Question

A particle moves along the x-axis so that its position at any time t≥0 is given by t=arccot(t).

a. Does the particle always move to the right or to the left? Support your answer using calculus.
b. Find a(t). What do your results tell you about the acceleration of the particle?
c. When is the speed of the particle increasing or decreasing? Explain.
d. Find the time when the particle stops. Explain.

Answer 1

Oh lamp you always have long questions...
I am not sure if I have time now for this but we can start doing something with it.

Lets start with a.
Wait a sec, this seems wrong:
t=arccot(t)
should be x=arccot(t)
Can you check that please

Answer 2

yeah it says t= but it could be a typo

Answer 3

It must be otherwise the question does not make sense.
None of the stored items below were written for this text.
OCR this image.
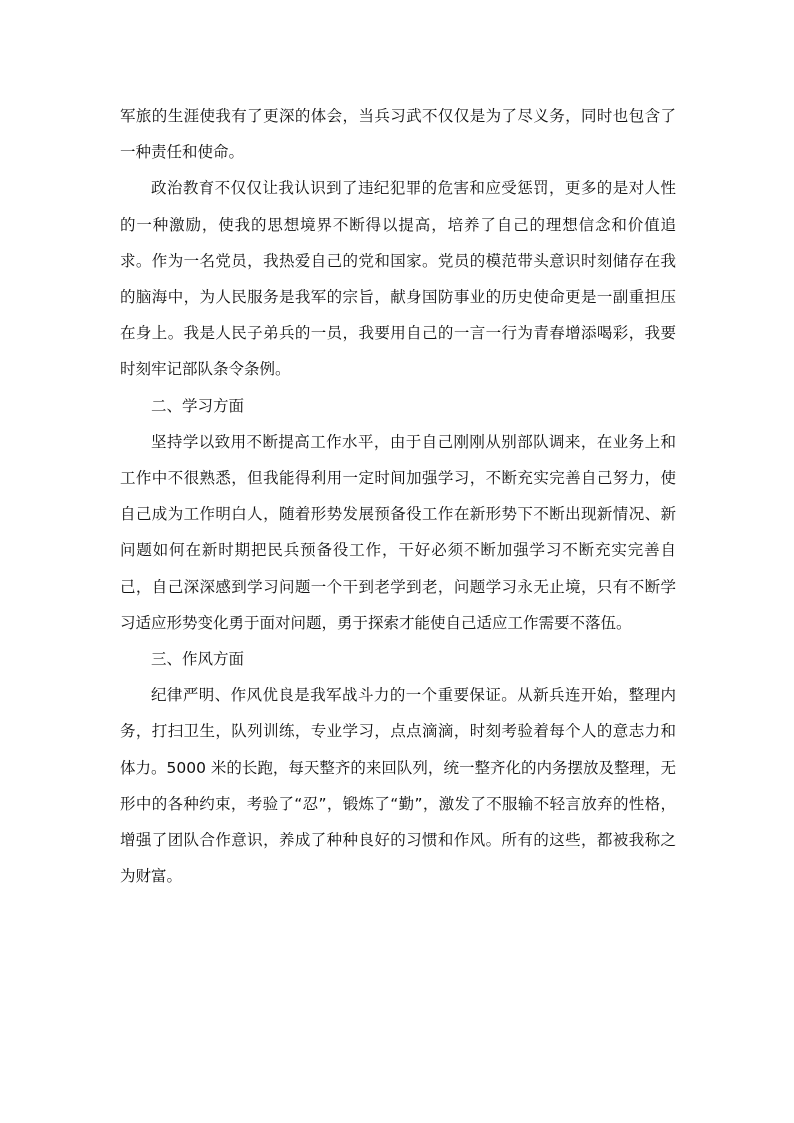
军旅的生涯使我有了更深的体会，当兵习武不仅仅是为了尽义务，同时也包含了一种责任和使命。

政治教育不仅仅让我认识到了违纪犯罪的危害和应受惩罚，更多的是对人性的一种激励，使我的思想境界不断得以提高，培养了自己的理想信念和价值追求。作为一名党员，我热爱自己的党和国家。党员的模范带头意识时刻储存在我的脑海中，为人民服务是我军的宗旨，献身国防事业的历史使命更是一副重担压在身上。我是人民子弟兵的一员，我要用自己的一言一行为青春增添喝彩，我要时刻牢记部队条令条例。

二、学习方面

坚持学以致用不断提高工作水平，由于自己刚刚从别部队调来，在业务上和工作中不很熟悉，但我能得利用一定时间加强学习，不断充实完善自己努力，使自己成为工作明白人，随着形势发展预备役工作在新形势下不断出现新情况、新问题如何在新时期把民兵预备役工作，干好必须不断加强学习不断充实完善自己，自己深深感到学习问题一个干到老学到老，问题学习永无止境，只有不断学习适应形势变化勇于面对问题，勇于探索才能使自己适应工作需要不落伍。

三、作风方面

纪律严明、作风优良是我军战斗力的一个重要保证。从新兵连开始，整理内务，打扫卫生，队列训练，专业学习，点点滴滴，时刻考验着每个人的意志力和体力。5000 米的长跑，每天整齐的来回队列，统一整齐化的内务摆放及整理，无形中的各种约束，考验了“忍”，锻炼了“勤”，激发了不服输不轻言放弃的性格，增强了团队合作意识，养成了种种良好的习惯和作风。所有的这些，都被我称之为财富。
To answer a. we need to find the derivative of arccot(t), oh crap this is really gonna be long. Sorry I am leaving soon and cannot be asked for this

Answer 4

ok thanks anyway

Answer 5

quick help:
\[ d/dt arc \cot t = -\frac{ 1 }{ x^2+1 } \]

Answer 6

with t as variable.
When t is increasing from 0 this function will take smaller and smaller negative numbers. (increasing)
Think the rest through

Answer 7

ok

Answer 8

Andras is on precisely the right track.
Look at dx/dt: This is the expression for velocity. If the velocity is +, motion is to the right. If the velocity is (-), motion is to the left.
Your dx/dt is (-). What does that tell you (in response to the question of Part a)?

Answer 9

@mathmale its only moving left, so the answer is no?

Answer 10

Because the derivative is negative, we conclude that the particle is always moving to the left (in the negative x-direction). "Yes" or "no" would not be an appropriate answer; we have to chose from "left" or "right".